There were no brass bands playing, "Farewell, Journey" when science teacher Susie Werts opened her hand; the butterfly just jumped into the air and immediately headed south, toward the wintering areas he had never seen in his life.

The only special equipment Journey has (that we can see) is larger wings and stronger flight muscles than previous monarchs. For some reason not fully understood, the last batch of Monarchs hatched from the eggs of late summer has larger and darker orange wings. Perhaps the melanin in the dark scales also makes them stronger, and the combination of brighter, bigger and stronger wings is what's required for the arduous journey; first south, then in the spring back north again.

Journey's trip north will go only as far as the first milkweed patch. There, he and his partner will mate and she will lay the eggs that will become the 2017 generation of monarchs to begin their voyage to their summer haunts.

At that moment Journey's magnificent adventure will come to an end. He will have lived out his long life, made the voyage south, spent the winter in the warm climate of California, started back north and taken part in the creation of the new generation of monarchs that will eventually arrive back where he started his life near Klamath Falls.

How did Journey know which way is south? Was it just chance that he went south and no other direction?
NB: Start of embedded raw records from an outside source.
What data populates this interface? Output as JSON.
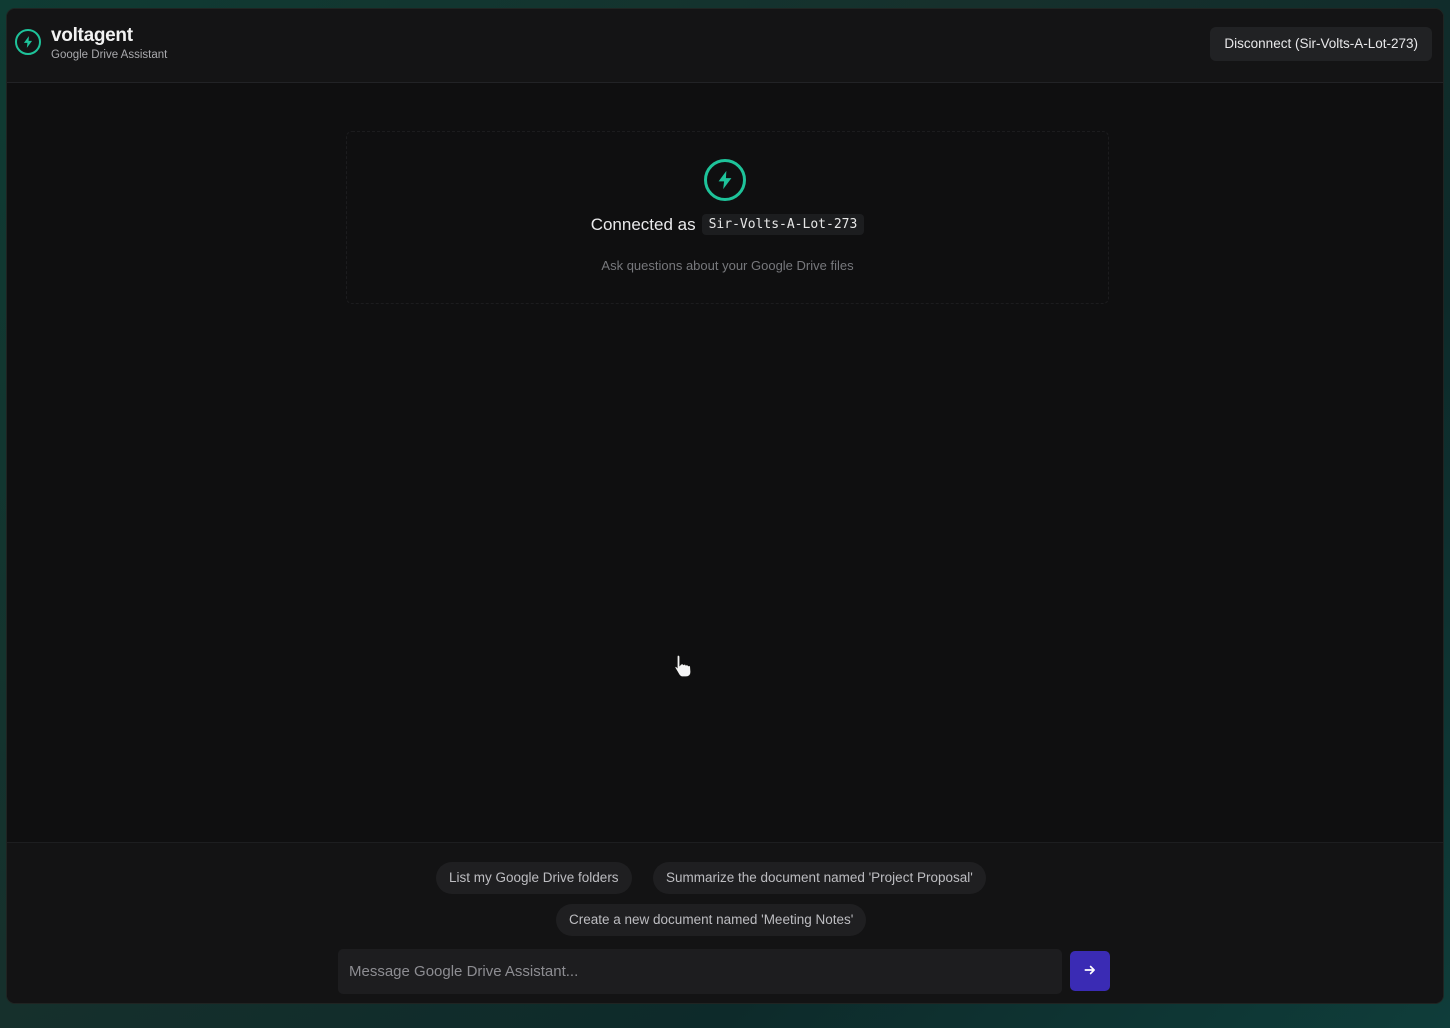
{
  "header": {
    "brand_name": "voltagent",
    "brand_subtitle": "Google Drive Assistant",
    "disconnect_label": "Disconnect (Sir-Volts-A-Lot-273)"
  },
  "welcome": {
    "connected_label": "Connected as",
    "username": "Sir-Volts-A-Lot-273",
    "subtitle": "Ask questions about your Google Drive files"
  },
  "suggestions": [
    "List my Google Drive folders",
    "Summarize the document named 'Project Proposal'",
    "Create a new document named 'Meeting Notes'"
  ],
  "composer": {
    "placeholder": "Message Google Drive Assistant...",
    "value": ""
  },
  "icons": {
    "brand": "bolt-icon",
    "welcome": "bolt-icon",
    "send": "arrow-right-icon"
  },
  "colors": {
    "accent": "#1ec39a",
    "send_button": "#3a2bb4"
  }
}
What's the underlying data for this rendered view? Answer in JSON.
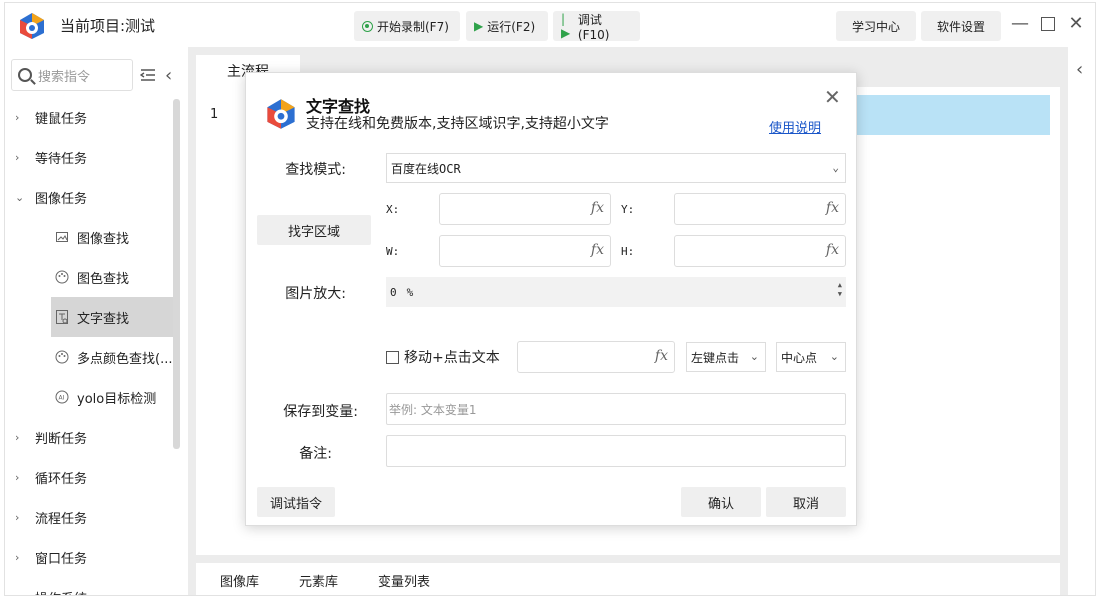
{
  "titlebar": {
    "project_title": "当前项目:测试",
    "record_label": "开始录制(F7)",
    "run_label": "运行(F2)",
    "debug_label": "调试(F10)",
    "learn_label": "学习中心",
    "settings_label": "软件设置"
  },
  "sidebar": {
    "search_placeholder": "搜索指令",
    "items": [
      {
        "label": "键鼠任务",
        "expanded": false
      },
      {
        "label": "等待任务",
        "expanded": false
      },
      {
        "label": "图像任务",
        "expanded": true
      },
      {
        "label": "判断任务",
        "expanded": false
      },
      {
        "label": "循环任务",
        "expanded": false
      },
      {
        "label": "流程任务",
        "expanded": false
      },
      {
        "label": "窗口任务",
        "expanded": false
      },
      {
        "label": "操作系统",
        "expanded": false
      }
    ],
    "sub_items": [
      {
        "label": "图像查找",
        "icon": "image-icon"
      },
      {
        "label": "图色查找",
        "icon": "palette-icon"
      },
      {
        "label": "文字查找",
        "icon": "text-search-icon",
        "active": true
      },
      {
        "label": "多点颜色查找(...",
        "icon": "palette-icon"
      },
      {
        "label": "yolo目标检测",
        "icon": "ai-icon"
      }
    ]
  },
  "main": {
    "tab_label": "主流程",
    "line_number": "1",
    "bottom_tabs": [
      "图像库",
      "元素库",
      "变量列表"
    ]
  },
  "dialog": {
    "title": "文字查找",
    "subtitle": "支持在线和免费版本,支持区域识字,支持超小文字",
    "help_link": "使用说明",
    "mode_label": "查找模式:",
    "mode_value": "百度在线OCR",
    "region_button": "找字区域",
    "x_label": "X:",
    "y_label": "Y:",
    "w_label": "W:",
    "h_label": "H:",
    "zoom_label": "图片放大:",
    "zoom_value": "0",
    "zoom_unit": "%",
    "move_click_label": "移动+点击文本",
    "click_type": "左键点击",
    "click_pos": "中心点",
    "save_label": "保存到变量:",
    "save_placeholder": "举例: 文本变量1",
    "note_label": "备注:",
    "debug_button": "调试指令",
    "ok_button": "确认",
    "cancel_button": "取消",
    "fx": "fx"
  }
}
When we look at the impressive journey monarchs make, perhaps the answer is "no." The strongest suggestion about Monarch migration is that it's instinctive; they have accumulated a "genetic memory" that is passed down through the generations.

It's a memory that takes into account the terrain they fly over and through, such as mountains, rivers, freeways, lakes - and obstacles. Once they arrive in an area that has no harsh weather condition that would endanger their survival, and the position of the sun fits into that genetic memory, that becomes a wintering site.

There are many more theories to be worked out.

The bottom line is Journey made it - and set a record doing it.

Jean Nave, our local children's books author, along with Werts, is working on a book about Journey's adventure. She wrote to Professor James with her theory as to the route the butterfly took going south. This is his response: "I think you've got the 'journey' right until Sacramento...

"From Sacramento I would guess he would have traveled south through the central valley, Stockton-Modesto-Fresno. Then he crossed the coastal range at some point - maybe Highway 41 from Fresno to Paso Robles? As well as river valleys, monarchs sometimes follow roads... Presumably this road goes through a pass. Then he would find San Luis Obispo and continue down the coast to Carpinteria..."

Did Journey actually know where he was going, or was it pure chance that his trek to the safety of the migrating trees and warmth ended safely. Who knows? The bottom line is he made it, and he will be one of tens of thousands of other monarchs who has played their part in the preservation of his species.